Unfortunately tolerances would vary so dramatically that there was not any notable success in establishing a trend such as increased or decreased tolerance. Most oxygen tolerance testing was done with pure oxygen commonly at 30,60, and 90'. Many individuals managed amazing tolerances that make current limits seem ridiculously conservative. However, other individuals experienced problems very early in the tolerance time limits. Actually measuring tolerance proved to be a significant problem with exposure testing while early tests often used time limits based upon actual toxic events (ie seizures) and later studies limited time to what has become the commonly recognized "symptoms" known by the acronym VENTID. As a result some individuals that managed significant times when pushed to seizure were then limited by the occurrence of a symptom perhaps prematurely. The occurrence of symptoms did seem to at least loosely relate to toxicity incidence but unreliably and with many complications. This complication in the measuring process further skews what one might refer to as the "actual" toxicity time limits
Furthermore, our inability to get a handle on the mechanisms behind oxygen toxicity confuse limiting its impact and/or measuring the time limits. For example, consider immersion in water and its role in the development in oxygen toxicity. Merely being immersed (as opposed to being in a dry chamber) increases the risk of oxygen toxicity. Being immersed in hot or cold water (either pole is similar in impact) decreases tolerance. Numerous factors affect one's likelihood of succumbing to toxicity but our understanding of these mechanisms and our ability to manipulate them is a very inexact process and highly problematic
The preceding issues are important in considering oxygen toxicity manifestations and in discussing the "oxygen clock". This clock "works" by relating the chosen maximum time at a given PO2 (ie 45@1.6) to a percentage of accumulated time at this PO2. Of course, the success or failure of this clock relates to the accuracy of the time limit which is confused by susceptibility. The 100% (ie 45min at 1.6) limit suggests that as you exceed this parameter your risk of oxygen toxicity markedly increases.
Actually it is a bit more complicated than this but in general this is the idea. However, on our dives we regularly exceed several thousand percent and have pushed into the 10,000% range leaving these numbers to seem meaningless. While they are not meaningless and are in fact a good but very general rule of thumb it is important to see these "limits" for what they are- a forced best guess based on highly variable and conflicting data.
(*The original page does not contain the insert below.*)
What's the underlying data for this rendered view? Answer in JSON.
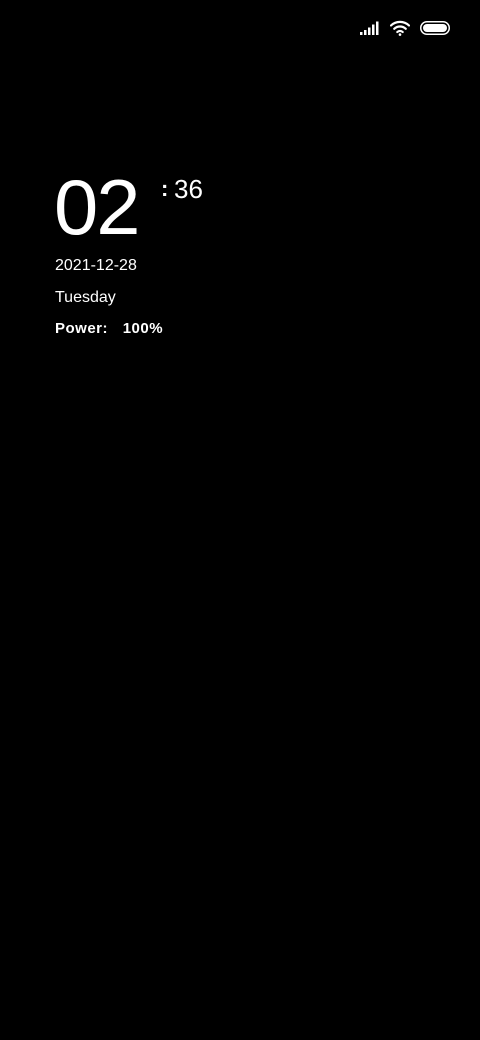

Realistically it seems that these limits are probably overly conservative for the vast majority, good for some, and not enough for a very few. However, given the risk (ie seizure and likely drowning) it is prudent for most people to stay near the limits. These "limits" are really more of a range that should be used as a generally sensible guideline.
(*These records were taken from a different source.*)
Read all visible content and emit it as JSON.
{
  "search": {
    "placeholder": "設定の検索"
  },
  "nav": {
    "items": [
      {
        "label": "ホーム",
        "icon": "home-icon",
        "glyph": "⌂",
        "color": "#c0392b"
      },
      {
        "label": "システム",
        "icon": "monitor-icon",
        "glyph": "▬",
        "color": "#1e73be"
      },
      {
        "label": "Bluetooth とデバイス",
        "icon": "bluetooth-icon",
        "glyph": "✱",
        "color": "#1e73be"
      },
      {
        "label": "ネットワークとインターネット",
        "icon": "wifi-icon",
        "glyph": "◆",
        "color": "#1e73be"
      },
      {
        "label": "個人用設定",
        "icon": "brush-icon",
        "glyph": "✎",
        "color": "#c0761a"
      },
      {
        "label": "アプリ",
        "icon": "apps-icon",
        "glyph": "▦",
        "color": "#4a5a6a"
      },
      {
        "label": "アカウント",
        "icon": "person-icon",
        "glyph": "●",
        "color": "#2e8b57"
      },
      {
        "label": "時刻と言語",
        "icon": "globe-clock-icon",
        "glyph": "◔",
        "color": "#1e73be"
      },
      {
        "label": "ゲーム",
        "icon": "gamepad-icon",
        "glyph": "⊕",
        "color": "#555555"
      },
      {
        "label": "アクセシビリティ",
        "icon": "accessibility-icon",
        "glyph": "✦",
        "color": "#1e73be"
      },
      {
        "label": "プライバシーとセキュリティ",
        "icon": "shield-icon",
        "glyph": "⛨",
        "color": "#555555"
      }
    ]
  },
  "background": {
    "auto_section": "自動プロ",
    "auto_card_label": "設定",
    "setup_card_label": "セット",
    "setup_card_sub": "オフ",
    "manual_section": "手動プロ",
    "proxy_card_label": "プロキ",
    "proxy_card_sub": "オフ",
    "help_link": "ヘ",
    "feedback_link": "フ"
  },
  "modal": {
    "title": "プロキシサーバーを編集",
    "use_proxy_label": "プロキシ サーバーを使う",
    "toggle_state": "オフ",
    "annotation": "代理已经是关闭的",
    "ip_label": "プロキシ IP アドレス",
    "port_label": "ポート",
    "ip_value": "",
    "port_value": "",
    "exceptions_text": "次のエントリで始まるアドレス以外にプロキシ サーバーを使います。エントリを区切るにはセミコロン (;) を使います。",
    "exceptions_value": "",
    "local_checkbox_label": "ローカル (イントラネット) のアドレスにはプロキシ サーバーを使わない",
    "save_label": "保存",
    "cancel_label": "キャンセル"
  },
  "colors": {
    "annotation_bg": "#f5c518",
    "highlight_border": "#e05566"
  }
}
The problem in technical diving is that an ardent belief in these numbers leads people to assume that they must save the extra 5 or 10% off their clock by using odd gas mixtures. It is very likely that divers are best served by regular breaks from oxygen (for deco benefit and extended O2 tolerance) and the conservative use of PO2 (such as 1.4 or less for diving). Oxygen tolerance limits are in many ways similar to Decompression limits in that they are likely too conservative for many and highly variable for most individuals. Furthermore, violating these "limits" may increase the risk of an unpleasant outcome or more likely will produce no noticeable impact. However, the risk of violation (which includes pain and death) is likely not worthwhile for the vast majority of divers. These ranges should be viewed with respect but also an understanding of their history and an appreciation for the variation that leads some divers to reevaluate their role in technical diving.